A few weeks ago, I had my AP Students read an essay entitled “Bowling Alone,” by Robert Putnam. The premise of the essay is the idea that America is losing its social capital and that it has been on the decline for several years. Social capital refers to connections among individuals. It is the foundation for social communities.
Left intact, social capital has a stream of benefits, including safety and security, friendship and community, and a sense of civic identity. Putnam uses the analogy that even though more and more people are heading to the bowling alley these days, there is a decline in bowling leagues.
Politically speaking…voting, political knowledge, and grassroots political activism are all down. Americans sign 30 per cent fewer petitions and are 40 per cent less likely to join a consumer boycott, as compared to just a decade or two ago. Other social get-togethers have experienced a decline over the last 25 years. Attendance at club meetings have dropped 58 percent, family dinners are down 43 percent, and having friends over is down 35 percent since 1985 (Putnam 2000).
How far are we willing to go it alone? Have we lost our civic virtue? Have we lost our sense of community? As the state budget faces even more cuts, are cities and communities willing to let our hospitals and nursing homes close? Will we continue to invest in our schools, our main street, and our local food shelf? Do we care about our neighbors as fellow citizens? Is the mentality, “as long as I have mine” (insert job or health insurance here) the social norm?
Putnam states “a society of many virtuous but isolated individuals is not necessarily rich in social capital.” As a matter of fact, there is a range of evidence that communities with a good ‘stock’ of such ‘social capital’ are more likely to benefit from lower crime figures, better health, higher educational achievement, and better economic growth.
Yes, we can blame television, suburban sprawl, and the time constraints brought on with a two career family. However, generational change came out as a very significant factor. A “long civic generation,” born in the first third of the twentieth century, is passing from the American scene. Their children and grandchildren (baby boomers and Generation X-ers) are much less engaged in most forms of community life. For example, the growth in volunteering over the last ten years is due almost entirely to increased volunteering by retirees from the long civic generation.

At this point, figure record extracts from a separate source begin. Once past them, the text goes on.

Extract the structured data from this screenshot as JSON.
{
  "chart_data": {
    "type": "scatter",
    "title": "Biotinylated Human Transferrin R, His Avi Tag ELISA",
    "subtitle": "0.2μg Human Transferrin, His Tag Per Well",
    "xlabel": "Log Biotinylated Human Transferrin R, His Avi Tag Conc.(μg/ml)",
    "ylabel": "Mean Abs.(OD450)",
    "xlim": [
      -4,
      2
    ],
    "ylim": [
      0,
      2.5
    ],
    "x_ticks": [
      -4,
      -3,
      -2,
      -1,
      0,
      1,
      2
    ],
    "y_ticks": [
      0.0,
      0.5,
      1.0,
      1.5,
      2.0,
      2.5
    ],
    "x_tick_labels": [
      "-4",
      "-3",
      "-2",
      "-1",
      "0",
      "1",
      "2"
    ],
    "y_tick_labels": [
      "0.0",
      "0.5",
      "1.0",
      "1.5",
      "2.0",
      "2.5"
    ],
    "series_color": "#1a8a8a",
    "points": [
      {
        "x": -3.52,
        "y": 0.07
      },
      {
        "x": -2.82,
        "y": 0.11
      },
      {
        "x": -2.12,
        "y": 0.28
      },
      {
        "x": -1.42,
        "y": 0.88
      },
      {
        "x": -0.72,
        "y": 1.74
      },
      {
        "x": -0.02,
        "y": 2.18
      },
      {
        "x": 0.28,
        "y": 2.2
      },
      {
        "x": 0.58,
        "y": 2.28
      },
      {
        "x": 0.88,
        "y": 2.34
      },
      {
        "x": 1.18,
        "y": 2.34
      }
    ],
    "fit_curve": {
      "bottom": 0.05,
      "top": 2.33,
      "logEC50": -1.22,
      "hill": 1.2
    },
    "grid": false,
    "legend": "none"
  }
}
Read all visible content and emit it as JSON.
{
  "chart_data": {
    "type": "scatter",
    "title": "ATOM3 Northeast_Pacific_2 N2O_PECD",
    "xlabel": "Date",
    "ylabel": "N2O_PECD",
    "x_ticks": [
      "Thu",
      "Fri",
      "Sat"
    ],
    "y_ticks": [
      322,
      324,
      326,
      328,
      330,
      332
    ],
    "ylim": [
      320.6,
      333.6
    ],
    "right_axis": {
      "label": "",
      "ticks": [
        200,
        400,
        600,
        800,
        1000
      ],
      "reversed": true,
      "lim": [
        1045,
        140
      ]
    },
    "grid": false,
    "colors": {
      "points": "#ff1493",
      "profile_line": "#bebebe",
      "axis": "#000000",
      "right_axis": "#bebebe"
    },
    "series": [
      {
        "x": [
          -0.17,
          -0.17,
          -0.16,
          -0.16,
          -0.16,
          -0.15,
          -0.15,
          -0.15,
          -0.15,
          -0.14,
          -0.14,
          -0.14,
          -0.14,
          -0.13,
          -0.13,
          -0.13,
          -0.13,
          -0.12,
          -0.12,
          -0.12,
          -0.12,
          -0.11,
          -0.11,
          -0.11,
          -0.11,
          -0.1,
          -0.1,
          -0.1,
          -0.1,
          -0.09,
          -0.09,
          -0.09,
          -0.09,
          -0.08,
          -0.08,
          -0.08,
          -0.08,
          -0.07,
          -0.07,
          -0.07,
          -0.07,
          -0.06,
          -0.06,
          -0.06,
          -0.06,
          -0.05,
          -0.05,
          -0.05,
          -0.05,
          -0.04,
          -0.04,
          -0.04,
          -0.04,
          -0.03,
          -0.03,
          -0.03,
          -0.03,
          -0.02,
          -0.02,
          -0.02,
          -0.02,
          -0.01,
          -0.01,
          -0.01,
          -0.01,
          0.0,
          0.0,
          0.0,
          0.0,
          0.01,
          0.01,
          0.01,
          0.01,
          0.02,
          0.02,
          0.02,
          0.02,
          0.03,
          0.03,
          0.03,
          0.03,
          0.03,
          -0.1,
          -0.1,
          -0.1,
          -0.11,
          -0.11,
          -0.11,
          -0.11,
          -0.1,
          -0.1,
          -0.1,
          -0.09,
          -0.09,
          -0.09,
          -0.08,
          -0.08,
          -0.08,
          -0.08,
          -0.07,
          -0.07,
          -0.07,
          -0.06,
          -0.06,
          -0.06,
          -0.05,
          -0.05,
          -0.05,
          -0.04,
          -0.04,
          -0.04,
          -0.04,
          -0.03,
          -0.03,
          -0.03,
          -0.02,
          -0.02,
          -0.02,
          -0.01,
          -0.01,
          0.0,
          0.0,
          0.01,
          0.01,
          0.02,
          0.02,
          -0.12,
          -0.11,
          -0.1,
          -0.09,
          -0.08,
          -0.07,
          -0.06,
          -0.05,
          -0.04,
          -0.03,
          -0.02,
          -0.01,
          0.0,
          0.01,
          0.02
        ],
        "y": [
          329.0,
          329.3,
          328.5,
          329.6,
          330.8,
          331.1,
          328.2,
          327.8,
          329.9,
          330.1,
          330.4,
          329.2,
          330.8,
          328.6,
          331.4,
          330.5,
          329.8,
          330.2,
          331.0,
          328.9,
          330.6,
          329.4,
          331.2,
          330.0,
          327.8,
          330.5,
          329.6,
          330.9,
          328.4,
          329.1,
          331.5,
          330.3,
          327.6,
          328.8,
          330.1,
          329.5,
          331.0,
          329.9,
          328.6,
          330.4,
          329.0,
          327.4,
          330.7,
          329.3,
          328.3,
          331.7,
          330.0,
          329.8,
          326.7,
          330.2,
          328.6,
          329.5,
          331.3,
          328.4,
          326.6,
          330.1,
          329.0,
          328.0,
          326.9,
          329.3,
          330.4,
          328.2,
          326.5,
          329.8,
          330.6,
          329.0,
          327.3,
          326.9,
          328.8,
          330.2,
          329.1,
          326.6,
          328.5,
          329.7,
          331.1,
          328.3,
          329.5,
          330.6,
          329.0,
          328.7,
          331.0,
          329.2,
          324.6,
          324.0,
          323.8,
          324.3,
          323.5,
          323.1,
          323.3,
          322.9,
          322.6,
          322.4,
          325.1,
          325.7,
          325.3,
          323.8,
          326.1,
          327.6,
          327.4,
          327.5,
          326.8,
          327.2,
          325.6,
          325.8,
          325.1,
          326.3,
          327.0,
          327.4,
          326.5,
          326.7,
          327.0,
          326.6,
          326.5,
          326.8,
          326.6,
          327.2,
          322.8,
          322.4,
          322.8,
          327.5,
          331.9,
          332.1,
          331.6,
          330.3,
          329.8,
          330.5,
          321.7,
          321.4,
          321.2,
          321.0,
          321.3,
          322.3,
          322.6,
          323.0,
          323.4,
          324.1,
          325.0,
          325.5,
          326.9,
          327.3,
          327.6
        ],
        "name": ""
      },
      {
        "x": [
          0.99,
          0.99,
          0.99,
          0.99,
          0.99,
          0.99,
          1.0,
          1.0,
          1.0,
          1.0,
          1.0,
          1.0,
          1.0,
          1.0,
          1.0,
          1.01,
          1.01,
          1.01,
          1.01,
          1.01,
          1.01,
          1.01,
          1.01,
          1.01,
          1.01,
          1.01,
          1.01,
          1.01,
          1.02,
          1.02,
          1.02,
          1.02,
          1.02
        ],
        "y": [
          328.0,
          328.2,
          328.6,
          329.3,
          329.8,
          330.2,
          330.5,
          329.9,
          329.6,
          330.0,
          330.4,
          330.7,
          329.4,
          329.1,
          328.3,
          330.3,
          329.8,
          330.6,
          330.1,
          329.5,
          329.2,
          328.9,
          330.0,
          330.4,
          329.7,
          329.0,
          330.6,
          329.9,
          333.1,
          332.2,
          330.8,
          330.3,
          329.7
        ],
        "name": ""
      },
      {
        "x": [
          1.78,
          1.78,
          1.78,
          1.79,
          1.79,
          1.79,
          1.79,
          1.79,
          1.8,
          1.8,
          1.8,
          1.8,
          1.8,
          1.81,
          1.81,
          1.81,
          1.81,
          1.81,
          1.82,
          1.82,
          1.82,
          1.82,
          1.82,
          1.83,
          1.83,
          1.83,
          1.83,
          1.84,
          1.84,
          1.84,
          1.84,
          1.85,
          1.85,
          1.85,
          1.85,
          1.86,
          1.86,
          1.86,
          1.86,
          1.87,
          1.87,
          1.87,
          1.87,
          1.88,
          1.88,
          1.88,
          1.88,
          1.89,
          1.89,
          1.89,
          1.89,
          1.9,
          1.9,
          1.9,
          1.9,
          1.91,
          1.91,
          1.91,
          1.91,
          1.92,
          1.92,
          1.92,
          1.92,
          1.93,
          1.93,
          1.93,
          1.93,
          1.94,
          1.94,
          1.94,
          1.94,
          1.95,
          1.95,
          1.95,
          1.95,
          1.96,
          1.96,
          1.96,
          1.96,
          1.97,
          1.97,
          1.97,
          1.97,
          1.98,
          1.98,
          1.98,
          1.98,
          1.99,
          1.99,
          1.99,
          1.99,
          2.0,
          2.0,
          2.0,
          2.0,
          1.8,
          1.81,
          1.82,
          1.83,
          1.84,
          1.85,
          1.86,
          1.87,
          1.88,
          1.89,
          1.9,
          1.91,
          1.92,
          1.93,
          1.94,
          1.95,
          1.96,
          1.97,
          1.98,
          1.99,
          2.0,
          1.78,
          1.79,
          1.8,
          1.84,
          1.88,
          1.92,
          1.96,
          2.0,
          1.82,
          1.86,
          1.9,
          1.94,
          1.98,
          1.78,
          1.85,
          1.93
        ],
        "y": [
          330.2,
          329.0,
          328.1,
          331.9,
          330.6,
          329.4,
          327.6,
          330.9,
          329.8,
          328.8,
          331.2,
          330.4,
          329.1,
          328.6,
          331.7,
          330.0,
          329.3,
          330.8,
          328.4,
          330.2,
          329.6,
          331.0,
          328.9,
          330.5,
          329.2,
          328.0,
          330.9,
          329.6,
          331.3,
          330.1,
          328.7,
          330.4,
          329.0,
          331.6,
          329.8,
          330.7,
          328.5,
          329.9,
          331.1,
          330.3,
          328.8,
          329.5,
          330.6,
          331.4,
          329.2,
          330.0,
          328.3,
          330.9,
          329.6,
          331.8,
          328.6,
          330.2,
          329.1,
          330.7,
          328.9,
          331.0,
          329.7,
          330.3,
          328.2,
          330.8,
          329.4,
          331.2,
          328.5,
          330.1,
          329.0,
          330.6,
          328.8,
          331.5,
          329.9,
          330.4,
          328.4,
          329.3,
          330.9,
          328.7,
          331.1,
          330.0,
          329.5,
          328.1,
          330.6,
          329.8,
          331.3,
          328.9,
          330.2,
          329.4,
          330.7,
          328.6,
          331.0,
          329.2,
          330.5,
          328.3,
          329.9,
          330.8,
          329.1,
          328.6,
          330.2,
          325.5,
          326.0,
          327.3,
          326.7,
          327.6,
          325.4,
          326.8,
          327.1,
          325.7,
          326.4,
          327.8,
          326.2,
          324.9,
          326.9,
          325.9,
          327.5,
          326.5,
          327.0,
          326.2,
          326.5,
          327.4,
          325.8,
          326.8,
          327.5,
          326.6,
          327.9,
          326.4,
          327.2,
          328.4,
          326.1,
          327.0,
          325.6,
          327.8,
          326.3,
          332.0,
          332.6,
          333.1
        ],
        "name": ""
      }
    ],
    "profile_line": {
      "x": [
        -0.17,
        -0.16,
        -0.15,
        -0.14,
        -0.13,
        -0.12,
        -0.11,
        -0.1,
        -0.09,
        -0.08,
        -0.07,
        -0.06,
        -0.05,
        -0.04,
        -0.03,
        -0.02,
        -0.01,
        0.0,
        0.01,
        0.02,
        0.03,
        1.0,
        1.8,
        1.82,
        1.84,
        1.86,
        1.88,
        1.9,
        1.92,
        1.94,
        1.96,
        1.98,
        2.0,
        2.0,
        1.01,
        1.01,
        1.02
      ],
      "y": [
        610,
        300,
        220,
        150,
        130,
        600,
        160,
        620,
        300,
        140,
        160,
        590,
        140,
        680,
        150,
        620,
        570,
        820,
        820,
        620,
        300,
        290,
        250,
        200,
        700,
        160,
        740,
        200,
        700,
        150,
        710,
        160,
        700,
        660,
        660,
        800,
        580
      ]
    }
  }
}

As the New Year approaches, let’s consider what’s important to Minnesota: a state that embraces the importance of “the common good” and the virtues of civic responsibility and participation. This holiday season let’s not lose sight of our need to invest in social capital. Make time for the family meal, invite the neighbors over for some eggnog, attend a Holiday Concert, or make time to volunteer. And perhaps you can even find time to go bowling. Better yet, start a league.